From such a standpoint we may distinguish between two principal types of conceptive activity. It may, in short, either be the imagination which, straining beyond its own domain, struggles with the movement of pure thinking, without successfully attaining the clarity and secured exactness of philosophical exposition. In this case the Lyric is for the most part the ebullition of a soul engaged in strife and contention, which in its fermentation does violence both to art and abstract thought. It transgresses one province without the ability to make itself at home in another. Or we may find that it is rather the tranquil movement of philosophical thought in its essential medium, which may seek to animate its clearly grasped and systematically developed thoughts with emotion, to make them perceptible to sensuous apprehension, and to exchange the explicit scientific process and sequence in its causal necessity for that free play of particular aspects, beneath the apparently loose connection of which art is the more compelled to conceal their ideal bonds of association in proportion as it is disinclined to narrow itself to the jejune style of purely didactic exposition. As an illustration of this latter tendency, we may point to many of Schiller's poems.

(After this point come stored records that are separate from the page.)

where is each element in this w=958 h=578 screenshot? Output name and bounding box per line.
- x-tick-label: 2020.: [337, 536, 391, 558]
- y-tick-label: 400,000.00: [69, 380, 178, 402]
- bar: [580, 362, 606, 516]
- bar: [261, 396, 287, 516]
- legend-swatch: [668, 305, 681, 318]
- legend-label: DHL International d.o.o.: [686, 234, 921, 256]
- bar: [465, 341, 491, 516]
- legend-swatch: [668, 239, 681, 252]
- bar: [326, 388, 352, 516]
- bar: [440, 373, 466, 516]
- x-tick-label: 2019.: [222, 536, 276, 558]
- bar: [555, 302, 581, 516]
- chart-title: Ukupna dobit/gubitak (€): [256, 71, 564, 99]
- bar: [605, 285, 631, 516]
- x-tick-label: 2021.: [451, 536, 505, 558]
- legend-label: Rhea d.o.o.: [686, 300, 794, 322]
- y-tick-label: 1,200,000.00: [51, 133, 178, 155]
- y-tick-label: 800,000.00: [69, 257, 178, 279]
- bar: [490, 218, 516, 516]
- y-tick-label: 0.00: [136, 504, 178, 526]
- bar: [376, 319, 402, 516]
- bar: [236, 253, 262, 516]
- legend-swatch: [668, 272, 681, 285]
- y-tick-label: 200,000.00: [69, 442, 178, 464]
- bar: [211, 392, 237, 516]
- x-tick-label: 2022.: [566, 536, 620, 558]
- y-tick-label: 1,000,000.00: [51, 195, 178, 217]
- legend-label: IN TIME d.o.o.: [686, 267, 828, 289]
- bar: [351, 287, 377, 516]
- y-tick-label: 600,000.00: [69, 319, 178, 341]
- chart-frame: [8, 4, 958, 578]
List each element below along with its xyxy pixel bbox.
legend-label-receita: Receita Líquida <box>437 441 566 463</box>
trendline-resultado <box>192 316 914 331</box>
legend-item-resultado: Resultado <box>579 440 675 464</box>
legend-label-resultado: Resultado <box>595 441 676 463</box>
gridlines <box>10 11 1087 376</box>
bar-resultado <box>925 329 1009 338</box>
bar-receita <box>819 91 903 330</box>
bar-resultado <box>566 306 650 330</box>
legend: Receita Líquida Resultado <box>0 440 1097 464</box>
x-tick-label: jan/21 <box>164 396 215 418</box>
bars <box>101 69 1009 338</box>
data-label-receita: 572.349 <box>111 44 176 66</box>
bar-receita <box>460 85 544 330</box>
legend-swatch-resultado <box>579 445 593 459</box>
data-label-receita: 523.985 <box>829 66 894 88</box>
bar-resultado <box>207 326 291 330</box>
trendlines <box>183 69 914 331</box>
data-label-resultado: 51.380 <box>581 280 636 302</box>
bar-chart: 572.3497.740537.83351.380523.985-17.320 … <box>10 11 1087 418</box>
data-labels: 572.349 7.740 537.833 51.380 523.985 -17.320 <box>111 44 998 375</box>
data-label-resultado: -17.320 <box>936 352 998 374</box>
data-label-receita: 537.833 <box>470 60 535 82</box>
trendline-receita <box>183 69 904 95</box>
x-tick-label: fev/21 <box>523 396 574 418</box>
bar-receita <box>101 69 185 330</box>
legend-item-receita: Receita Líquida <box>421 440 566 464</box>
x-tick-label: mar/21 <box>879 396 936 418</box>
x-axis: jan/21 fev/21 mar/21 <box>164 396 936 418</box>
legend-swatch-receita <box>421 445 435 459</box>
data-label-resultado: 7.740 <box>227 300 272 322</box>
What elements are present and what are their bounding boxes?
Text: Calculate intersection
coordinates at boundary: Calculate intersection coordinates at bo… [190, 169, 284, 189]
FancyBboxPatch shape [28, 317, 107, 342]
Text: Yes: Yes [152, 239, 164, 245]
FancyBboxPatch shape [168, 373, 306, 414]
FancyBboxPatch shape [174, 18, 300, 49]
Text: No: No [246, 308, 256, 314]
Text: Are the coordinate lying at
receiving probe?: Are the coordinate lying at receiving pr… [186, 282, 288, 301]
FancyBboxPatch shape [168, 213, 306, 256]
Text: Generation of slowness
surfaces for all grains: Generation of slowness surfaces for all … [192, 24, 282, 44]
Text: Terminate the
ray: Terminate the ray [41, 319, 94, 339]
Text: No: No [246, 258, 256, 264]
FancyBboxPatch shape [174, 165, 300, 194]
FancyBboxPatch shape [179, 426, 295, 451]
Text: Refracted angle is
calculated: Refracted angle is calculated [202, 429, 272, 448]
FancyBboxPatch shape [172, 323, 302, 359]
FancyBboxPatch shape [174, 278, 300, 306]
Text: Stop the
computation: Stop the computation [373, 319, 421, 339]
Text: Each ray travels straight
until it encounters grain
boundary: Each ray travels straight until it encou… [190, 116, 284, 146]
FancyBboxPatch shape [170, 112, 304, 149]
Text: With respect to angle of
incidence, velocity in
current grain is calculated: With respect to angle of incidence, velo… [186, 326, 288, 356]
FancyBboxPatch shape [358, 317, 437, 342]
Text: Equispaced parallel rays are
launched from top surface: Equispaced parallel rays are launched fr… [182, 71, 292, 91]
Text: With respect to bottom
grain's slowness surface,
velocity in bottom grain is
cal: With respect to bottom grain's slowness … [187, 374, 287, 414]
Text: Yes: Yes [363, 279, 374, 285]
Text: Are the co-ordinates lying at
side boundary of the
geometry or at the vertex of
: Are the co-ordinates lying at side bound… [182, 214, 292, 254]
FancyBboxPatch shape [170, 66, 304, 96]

2. PARTICULAR ASPECTS OF LYRICAL POETRY

Having thus considered the general character of the content of lyric poetry, and the mode of its expression, as also the varied grades of culture which are more or less consonant with its fundamental principle, it will be our further task to examine these general points of view more nearly in the detail of their more important features and relations.

Here, too, I ought at starting once again to emphasize the distinction which obtains between epic and lyrical poetry. In our consideration of the former we directed our attention above all to the primitive national Epos, and merely referred incidentally to the inadequate collateral branches, as also to the poet in his creative capacity. This we are unable to do in the case of the type under discussion. On the contrary, we shall find that subjects of the greatest importance invite our review as respects the individual creative power; and, on the other hand, in respect to the classification of the several types in which lyrical poetry, whose general principle it is to disintegrate and isolate the content and its configurations, is respectively differentiated. We may define the subsequent course of our investigation as follows:

First, our attention will be directed to the lyrical poet himself.

Secondly, we propose to examine the lyrical work of art as the creation of the individual poet's imagination.

Thirdly, we shall classify the types which are deducible from the general notion of lyrical composition.